Style question...

Sean Ross sross at connectmail.carleton.ca
Wed Aug 27 19:38:59 EDT 2003


"Anthony Roberts" <anthonyr-at-hotmail-dot-com at nospam.com> wrote in message
news:Uva3b.49430$la.826046 at news1.calgary.shaw.ca...
> If I end indentation levels with "pass" statements, will I piss off people
> that have to read my code? eg:
>
> for i in xrange(0,5):
>     if i:
>         print i
>         pass
>     print i * -1
>     pass
>
> I ask for two reasons... a) it helps emacs figure it out, and b) I'm more
> comfortable ending compound statements with a token.
>


Hi. I tried to do something like that too, early on. (I recall being
frustrated to find I couldn't just alias "end = pass", and use 'end' as a
block delimiter... heh). I didn't actually want to use 'end' (I like
significant whitespace), I just saw a lot of posts with complaints about
"no-block-delimiter", and I thought, I wonder if you can make one. Well, you
can (of course), but not like that.

Anyway.

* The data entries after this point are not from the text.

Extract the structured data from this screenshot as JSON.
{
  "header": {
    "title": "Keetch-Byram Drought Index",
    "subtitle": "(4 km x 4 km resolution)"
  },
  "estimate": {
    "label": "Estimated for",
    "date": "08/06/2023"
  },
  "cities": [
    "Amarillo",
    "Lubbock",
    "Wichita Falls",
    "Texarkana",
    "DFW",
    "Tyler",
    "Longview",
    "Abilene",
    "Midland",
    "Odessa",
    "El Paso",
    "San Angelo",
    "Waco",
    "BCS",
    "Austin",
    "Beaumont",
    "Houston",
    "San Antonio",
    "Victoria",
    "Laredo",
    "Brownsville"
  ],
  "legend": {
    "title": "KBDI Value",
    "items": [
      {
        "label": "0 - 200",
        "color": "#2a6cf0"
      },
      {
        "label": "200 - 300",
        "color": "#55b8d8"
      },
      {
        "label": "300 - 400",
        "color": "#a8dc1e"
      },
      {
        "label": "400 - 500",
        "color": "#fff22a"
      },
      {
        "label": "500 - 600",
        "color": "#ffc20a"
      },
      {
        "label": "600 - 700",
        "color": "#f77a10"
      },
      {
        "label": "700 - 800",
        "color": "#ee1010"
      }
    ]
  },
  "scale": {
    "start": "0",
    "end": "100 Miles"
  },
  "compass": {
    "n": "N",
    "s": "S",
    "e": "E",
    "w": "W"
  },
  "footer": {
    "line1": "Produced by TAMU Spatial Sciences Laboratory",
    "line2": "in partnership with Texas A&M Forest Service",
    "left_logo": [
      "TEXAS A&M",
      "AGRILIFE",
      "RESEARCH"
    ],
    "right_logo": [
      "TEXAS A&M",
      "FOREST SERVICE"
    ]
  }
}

I think the suggested idiom for people who must have a visible block
delimiter is "# end <keyword>". If you use this, I think emacs can "figure
it out" (I don't know, I don't use emacs, but I think pymode can handle
this), and you can also use Tools/scripts/pindent.py, if you like.

"from pindent.py"
# This file contains a class and a main program that perform three
# related (though complimentary) formatting operations on Python
# programs.  When called as "pindent -c", it takes a valid Python
# program as input and outputs a version augmented with block-closing
# comments.  When called as "pindent -d", it assumes its input is a
# Python program with block-closing comments and outputs a commentless
# version.   When called as "pindent -r" it assumes its input is a
# Python program with block-closing comments but with its indentation
# messed up, and outputs a properly indented version.

[snip]

# Secret feature:
# - On input, a block may also be closed with an "end statement" --
#   this is a block-closing comment without the '#' sign.

Hmm. Looks like you can also use "end", or perhaps 'end' . I don't know if
the <keyword> is optional or not, having never used this module.
Anyway, if you use this format, then, if someone doesn't like seeing all
that noise when they read your code, they can strip it out with
"pindent -d". Handy. And, when you read other peoples code, you can clutter
it up nicely with "pindent -c". Best of both worlds, really.